Shawn has a masters of public administration, JD, and a BA in political science.

Creating and maintaining a respectful workplace requires the efforts not only of management but also employees. In this lesson, we'll take a look at how employees can help establish and maintain a respectful work environment. A short quiz follows.

Respect Begins with Knowledge

Maintaining a respectful workplace is important not only to comply with federal and state employment law but also to create a productive workplace for employers and an environment that helps establish job satisfaction for employees. The first step in ensuring a respectful workplace is to understand what constitutes sexual harassment so that you do not engage in it, can identify it and can report incidents of harassment to your employer.

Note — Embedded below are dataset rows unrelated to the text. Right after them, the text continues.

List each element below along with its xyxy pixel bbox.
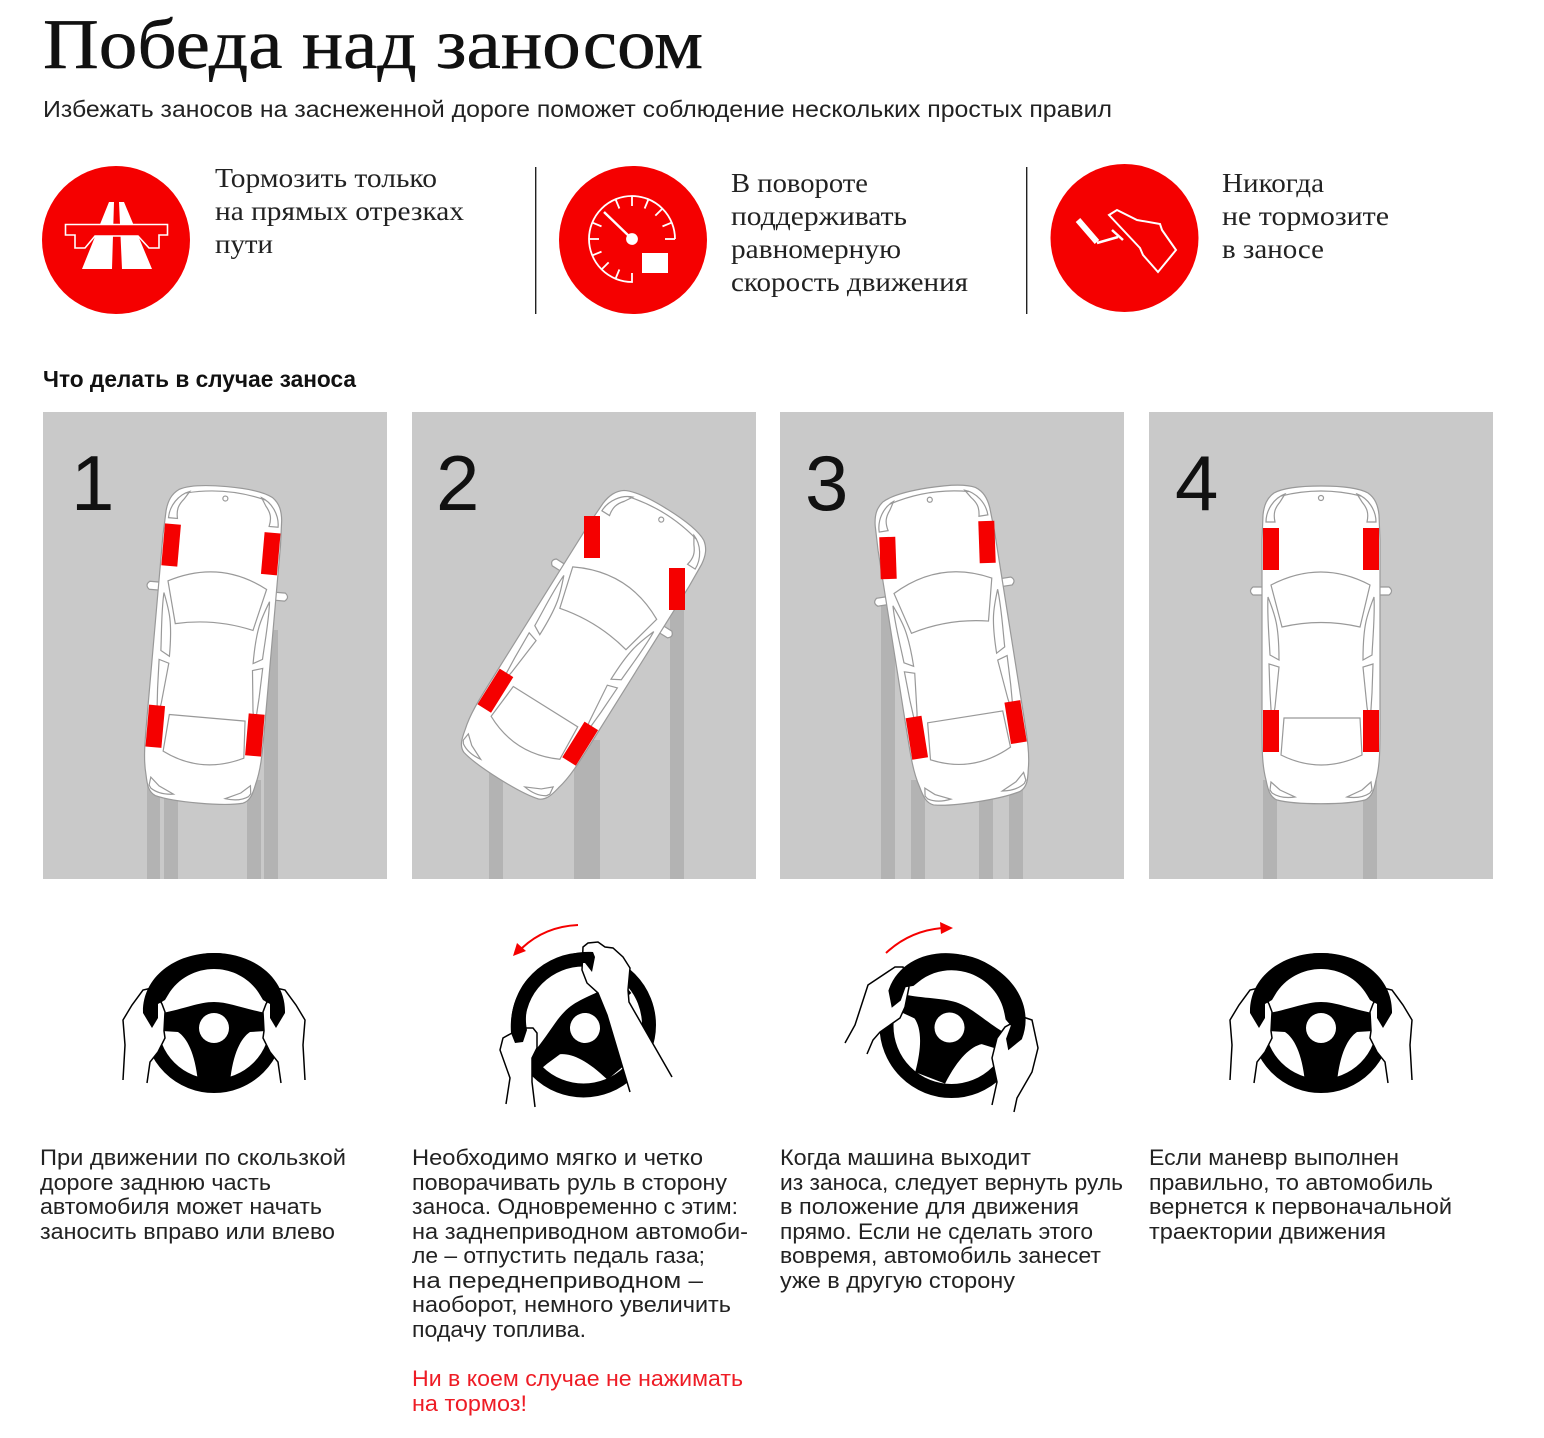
car 2 xyxy=(439,472,727,816)
steering wheel 2 with hands xyxy=(500,942,672,1107)
rule 3: never brake in skid xyxy=(1050,164,1389,312)
steering wheel 3 with hands xyxy=(845,934,1042,1112)
number 4: 4 xyxy=(1175,439,1218,527)
arrow: turn left xyxy=(513,925,578,956)
warning text: на тормоз! xyxy=(412,1391,527,1416)
panel: step 3 car xyxy=(780,412,1124,879)
text: step 4: траектории движения xyxy=(1149,1219,1386,1244)
panel: step 4 car xyxy=(1149,412,1493,879)
subtitle: Избежать заносов на заснеженной дороге поможет соблюдение нескольких простых правил xyxy=(43,96,1112,122)
warning text: Ни в коем случае не нажимать xyxy=(412,1366,743,1391)
text: step 1: автомобиля может начать xyxy=(40,1194,322,1219)
text: rule 1: пути xyxy=(215,229,273,259)
text: step 1: При движении по скользкой xyxy=(40,1145,346,1170)
text: step 2: ле – отпустить педаль газа; xyxy=(412,1243,705,1268)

According to the U.S. Equal Employment Opportunity Commission (EEOC), sexual harassment includes 'unwelcome sexual advances, requests for sexual favors and other verbal or physical harassment of a sexual nature.' Quid pro quo harassment occurs when someone with power or influence over your job demands a sexual favor in exchange for some job benefit or to prevent some adverse employment action, such as being fired.

Sexual harassment can also occur when conduct creates a hostile work environment. According to the EEOC, a hostile work environment is one where 'the conduct is severe or pervasive enough to create a work environment that a reasonable person would consider intimidating, hostile or abusive.' Examples include constant reciting of lewd jokes, displaying of lewd photographs and gossiping about a co-worker that puts the worker in an unfavorable light. It's important to realize that offensive or derogatory comments need not directly relate to sex to be considered sexual harassment. Comments about a person's gender can count, too.

Follow the Law

At the most basic level, you must ensure your actions are not in violation of federal and state sexual harassment law. In other words, don't engage in conduct that falls within the definition of sexual harassment that we've just discussed. If you have any doubt, don't act until you consult with your supervisor or human resource manager. For example, before you share a joke or hang up art in your office that may approach the line of being offensive, let your supervisor or human resource manager review it first. It's important to note, however, that what is absolutely required by the law should serve as the absolute floor for appropriate conduct at work. In simpler terms, treating people merely lawfully can still mean you are treating people pretty darn poorly.

Follow Organization Policy

It's important to follow your organization's sexual harassment and related policies. If you don't know what they are, you should ask your supervisor or human resource department. Aside from prohibiting sexual harassment, some organizations may also have anti-nepotism and anti-fraternization policies. Anti-nepotism policies will generally prevent married co-workers from having any say in employment decisions concerning their spouse. Anti-fraternization policies, on the other hand, often prohibit supervisors from dating their employees or may even prohibit all co-worker dating.